9/1/2010 Josh Holat 4 min read
Written by Josh Holat
All four of today’s most popular web browsers - Internet Explorer, Firefox, Safari, and Chrome - support extensions, pieces of software from third parties that function inside of a browser and add functionality. Since these extensions are usually promoted through online marketplaces for each browser, they are extremely easy to find and install. Because they are are often advertised by and downloaded from the websites of trustworthy companies like Google and Mozilla, users inherently trust the extensions themselves.
A team of Illinois computer science researchers suggest that in many cases, this trust might be misplaced. In a research paper entitled “VEX: Vetting Browser Extensions For Security Vulnerabilities”, Sruthi Bandhakavi, an Illinois PhD student co-advised by Marianne Winslett and P. Madhusudan and helped by Sam T. King, outlines how subtle vulnerabilities in browser extensions could lead to disastrous attacks. The work won the best paper award at the 19th USENIX Security Symposium held at Washington D.C., an event that brings researchers, programmers, and others interested in the latest security advancements together.
What do we have to worry about? “Firefox extensions run with full browser privileges, so attackers can potentially exploit extension weaknesses to take over the browser, steal cookies or protected passwords, compromise confidential information, or even hijack the host system, without revealing their actions to the user,” says Bandhakavi. Essentially, installing one of these vulnerable extensions is like opening a doorway to sites with malicious intent who know how to exploit those weaknesses. Even more unfortunate is that this type of attack can’t be found or stopped by antivirus software.
How can we stop this? Currently, extensions are vetted, or examined, for security vulnerabilities manually.

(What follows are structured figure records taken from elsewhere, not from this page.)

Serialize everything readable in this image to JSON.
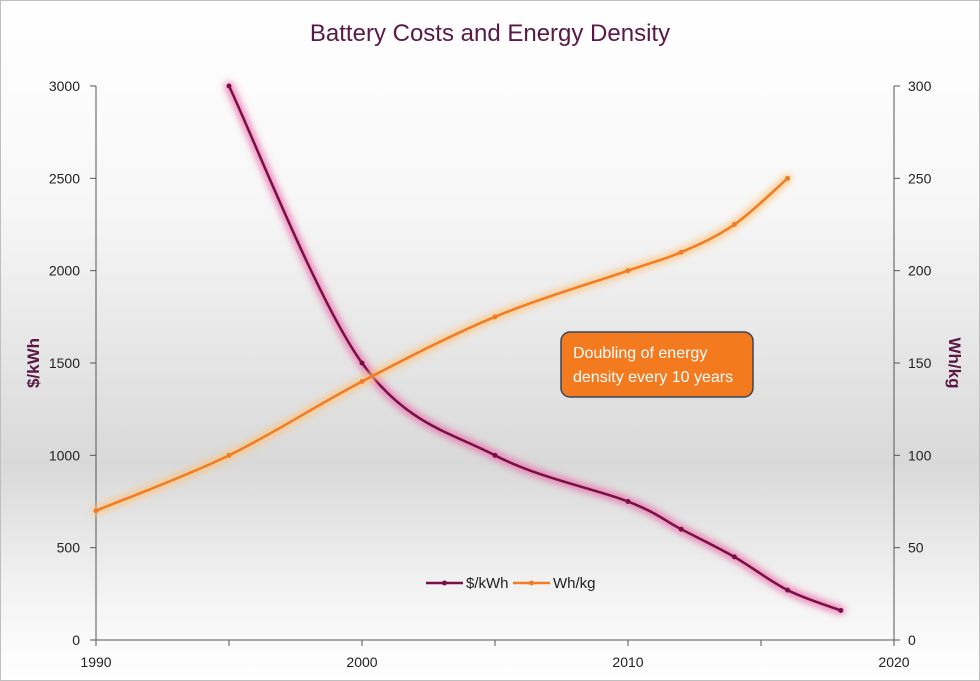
{
  "chart_data": {
    "type": "line",
    "title": "Battery Costs and Energy Density",
    "xlabel": "",
    "ylabel": "$/kWh",
    "y2label": "Wh/kg",
    "xlim": [
      1990,
      2020
    ],
    "ylim": [
      0,
      3000
    ],
    "y2lim": [
      0,
      300
    ],
    "xticks": [
      1990,
      2000,
      2010,
      2020
    ],
    "xminor": [
      1995,
      2005,
      2015
    ],
    "yticks": [
      0,
      500,
      1000,
      1500,
      2000,
      2500,
      3000
    ],
    "y2ticks": [
      0,
      50,
      100,
      150,
      200,
      250,
      300
    ],
    "series": [
      {
        "name": "$/kWh",
        "axis": "left",
        "color": "#7a0f45",
        "glow": "#e96aa8",
        "x": [
          1995,
          2000,
          2005,
          2010,
          2012,
          2014,
          2016,
          2018
        ],
        "y": [
          3000,
          1500,
          1000,
          750,
          600,
          450,
          270,
          160
        ]
      },
      {
        "name": "Wh/kg",
        "axis": "right",
        "color": "#f07d23",
        "glow": "#ffc37a",
        "x": [
          1990,
          1995,
          2000,
          2005,
          2010,
          2012,
          2014,
          2016
        ],
        "y": [
          70,
          100,
          140,
          175,
          200,
          210,
          225,
          250
        ]
      }
    ],
    "annotation": {
      "text": "Doubling of energy density every 10 years",
      "lines": [
        "Doubling of energy",
        "density every 10 years"
      ],
      "color": "#f47a20",
      "border": "#35465e"
    },
    "legend": {
      "position": "bottom-center"
    }
  }
}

However, Bandhakavi’s paper presents VEX, “a framework for highlighting potential security vulnerabilities in browser extensions by applying static information-flow analysis to the JavaScript code used to implement extensions.” In short, this program will leave less room for human error when analyzing extensions for potentially dangerous pathways within the browser.
The framework presented by this student has already scanned thousands of extensions and uncovered six exploitable vulnerabilities (three of which were previously unknown) and hundreds of examples of bad programming practices that may lead to security vulnerabilities. For example, it found that versions 0.5.7 and 0.5.9 of Wikipedia Toolbar can allow malicious JavaScript code to be run at root level within Firefox, giving the code access to pretty much anything it would ask for. Furthermore, her work has also uncovered some bad programming practices put in to place by extension developers who simply may not know that their code is vulnerable because not everyone is a security expert. These practices were found in hundreds of extensions and can be the first step to a major vulnerability.
“The main target of this work is the extension editors (people who vet extensions before they are made public), who could use this tool to analyze thousands of extensions simultaneously,” claims Bandhakavi. The people controlling the extension marketplaces (Google, Apple, etc) often don’t have the tools to extensively test these extensions adds Prof. Parthasarathy. Put that together and it’s easy to see that the the aim of their framework is to “help [these companies] find the vulnerabilities before they affect the populace at large” by making it easier and faster to do so. That said, Bandhakavi hopes her work can also help to educate extensions developers in understanding ways their code could be compromised.
While her program only works on Firefox extensions currently, Bandhakavi plans to modify it to also analyze Chrome extensions next.